Os gestores que entendem as flexibilizações proporcionadas pelo estado de calamidade pública como sendo válidos e aplicáveis para qualquer situação durante o período do decreto podem ser surpreendidos na hora da prestação de contas aos órgãos de controle e à sociedade.

O estado de calamidade pública ou de emergência decretado nos municípios e estados, em decorrência da Covid-19, não pode servir de álibi para descumprimento de lei ou para flexibilização demasiada de procedimentos e de atendimento de normas de direito administrativo e de direito financeiro.

É certo que a própria Lei da Covid-19 (Lei Federal nº 13.979, de 2020), em seus dispositivos, prevê a dispensa de licitação para aquisição de bens, serviços, inclusive de engenharia, e insumos destinados ao enfrentamento da emergência de saúde pública de importância internacional decorrente do novo coronavírus. Mas, e isso é importante frisar, essa dispensa é para compras e contratações relacionadas ao enfrentamento da pandemia, não para qualquer compra ou para qualquer serviço.

Essa relação de causa/efeito precisa ser publicamente demonstrada, com divulgação transparente de resultados gerados, até mesmo no que se relaciona aos preços contratualizados.

A Lei Geral de Licitações também admite a dispensa de licitação para formalização de contratos, no caso de calamidade pública e de emergência, quando esses estados de exceção estão oficialmente decretados, mas impõe que haja ampla e detalhada justificativa para a adoção não só da medida, mas da proporção da medida, em conexão com a causa que desencadeou o contexto calamitoso ou emergencial.

A Lei Eleitoral não é diferente… Em um de seus dispositivos, por exemplo, consta, como conduta proibida ao gestor público, “no ano em que se realizar eleição”, autorizar a distribuição gratuita de bens, valores ou benefícios por parte da Administração Pública.

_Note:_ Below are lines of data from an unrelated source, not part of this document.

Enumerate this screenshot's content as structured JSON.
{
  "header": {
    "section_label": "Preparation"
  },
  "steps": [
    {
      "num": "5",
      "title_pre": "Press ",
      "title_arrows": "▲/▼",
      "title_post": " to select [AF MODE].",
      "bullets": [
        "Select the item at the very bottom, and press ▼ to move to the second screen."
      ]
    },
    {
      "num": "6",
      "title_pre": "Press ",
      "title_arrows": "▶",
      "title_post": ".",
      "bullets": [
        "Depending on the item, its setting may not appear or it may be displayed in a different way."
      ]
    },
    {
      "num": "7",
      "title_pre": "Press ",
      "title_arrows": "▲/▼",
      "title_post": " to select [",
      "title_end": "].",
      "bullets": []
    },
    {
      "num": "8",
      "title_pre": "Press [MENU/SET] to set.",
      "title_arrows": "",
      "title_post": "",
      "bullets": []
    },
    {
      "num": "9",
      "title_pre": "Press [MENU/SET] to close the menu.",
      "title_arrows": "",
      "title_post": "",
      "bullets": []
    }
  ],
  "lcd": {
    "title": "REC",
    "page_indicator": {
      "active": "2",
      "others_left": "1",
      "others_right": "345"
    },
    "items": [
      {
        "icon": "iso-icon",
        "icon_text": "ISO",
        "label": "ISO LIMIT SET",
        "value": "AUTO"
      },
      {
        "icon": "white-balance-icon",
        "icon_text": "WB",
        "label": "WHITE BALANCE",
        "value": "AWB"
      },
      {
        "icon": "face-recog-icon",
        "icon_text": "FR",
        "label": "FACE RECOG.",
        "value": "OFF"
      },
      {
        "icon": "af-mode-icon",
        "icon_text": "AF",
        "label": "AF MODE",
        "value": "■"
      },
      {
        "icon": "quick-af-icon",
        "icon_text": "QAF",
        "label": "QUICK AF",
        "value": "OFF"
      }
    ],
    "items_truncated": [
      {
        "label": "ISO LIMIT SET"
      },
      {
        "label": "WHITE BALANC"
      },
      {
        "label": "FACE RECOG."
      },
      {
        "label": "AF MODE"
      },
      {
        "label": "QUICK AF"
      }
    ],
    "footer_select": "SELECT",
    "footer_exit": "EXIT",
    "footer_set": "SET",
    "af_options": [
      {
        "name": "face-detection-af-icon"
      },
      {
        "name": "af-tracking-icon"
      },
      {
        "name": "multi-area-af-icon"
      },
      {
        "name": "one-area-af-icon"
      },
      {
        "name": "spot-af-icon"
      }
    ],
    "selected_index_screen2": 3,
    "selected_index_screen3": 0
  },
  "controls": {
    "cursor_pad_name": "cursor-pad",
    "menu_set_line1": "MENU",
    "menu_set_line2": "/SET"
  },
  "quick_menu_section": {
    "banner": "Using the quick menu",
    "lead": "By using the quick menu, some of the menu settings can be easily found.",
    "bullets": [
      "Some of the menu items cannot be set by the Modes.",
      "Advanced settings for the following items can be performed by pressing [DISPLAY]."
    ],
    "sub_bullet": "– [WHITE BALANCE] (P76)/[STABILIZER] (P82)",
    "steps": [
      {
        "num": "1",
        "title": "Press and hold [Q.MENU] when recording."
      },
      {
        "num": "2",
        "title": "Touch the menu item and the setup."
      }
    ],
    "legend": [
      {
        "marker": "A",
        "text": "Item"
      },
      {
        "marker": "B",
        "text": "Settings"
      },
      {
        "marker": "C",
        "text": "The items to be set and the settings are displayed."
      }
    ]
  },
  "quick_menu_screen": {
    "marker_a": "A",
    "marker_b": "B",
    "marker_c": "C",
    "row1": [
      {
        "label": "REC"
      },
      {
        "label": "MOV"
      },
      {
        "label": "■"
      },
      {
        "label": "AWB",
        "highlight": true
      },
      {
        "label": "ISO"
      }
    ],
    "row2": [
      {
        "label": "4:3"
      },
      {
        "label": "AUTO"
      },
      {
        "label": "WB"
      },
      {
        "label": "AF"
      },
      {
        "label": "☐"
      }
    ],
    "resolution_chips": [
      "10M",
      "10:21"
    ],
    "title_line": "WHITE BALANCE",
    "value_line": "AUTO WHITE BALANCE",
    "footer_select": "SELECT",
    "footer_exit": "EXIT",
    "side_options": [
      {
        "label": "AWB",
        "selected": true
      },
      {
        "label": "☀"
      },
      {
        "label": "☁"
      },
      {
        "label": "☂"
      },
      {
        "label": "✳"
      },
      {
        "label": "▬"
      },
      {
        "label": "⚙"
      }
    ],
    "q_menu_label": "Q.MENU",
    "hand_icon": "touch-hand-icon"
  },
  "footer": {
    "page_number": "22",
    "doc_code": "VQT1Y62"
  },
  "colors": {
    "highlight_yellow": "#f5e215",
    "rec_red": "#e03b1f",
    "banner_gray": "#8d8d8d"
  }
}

Há, contudo, ressalvas: os casos de calamidade pública ou de emergência. Todavia, essas ressalvas não implicam em liberação total da proibição.

Portanto, se for necessário, como está sendo, de fato, em inúmeros municípios, que o governo local distribua gratuitamente gêneros alimentícios e outros bens assistenciais para famílias em situação de vulnerabilidade, essa concessão, admitida, em caráter excepcional, pela Lei, deve se manter na ressalva tolerada, sem excessos que extrapolem a cadência da exceção.

A Covid-19 e a calamidade pública que ela está causando não pode servir de álibi para promoção de futuros candidatos ao próximo pleito eleitoral, seja no Executivo ou no Legislativo.

O cuidado com a exceção e a atenção à motivação de decisões, de atos e de ações governamentais são essenciais para legitimar o resultado do que a administração pública realiza, pois, mesmo em calamidade pública e em estado de emergência, o gestor público não fica imune à apuração de responsabilidade pelo cargo que exerce.

O Tribunal de Contas da União tem um plano de acompanhamento de ações governamentais de combate à pandemia da Convid-19; o mesmo ocorre com tribunais de contas estaduais.

O Ministério Público, em todos os níveis e áreas de atuação, tem solicitado informações e editado recomendação a gestores públicos. E não somente os órgãos de controle, mas a própria sociedade, por meio de organização não governamentais, também está atenta.

Então, cuidado: o estado de calamidade causado pela pandemia da Covid-19 permite, pelo caos que ela desencadeia, situações de menor rigor no atendimento de normas de direito administrativo e de direito financeiro, mas não é (e não pode ser) abrigo para ilegalidades, excessos, abusos e especialmente prevalecimento eleitoral.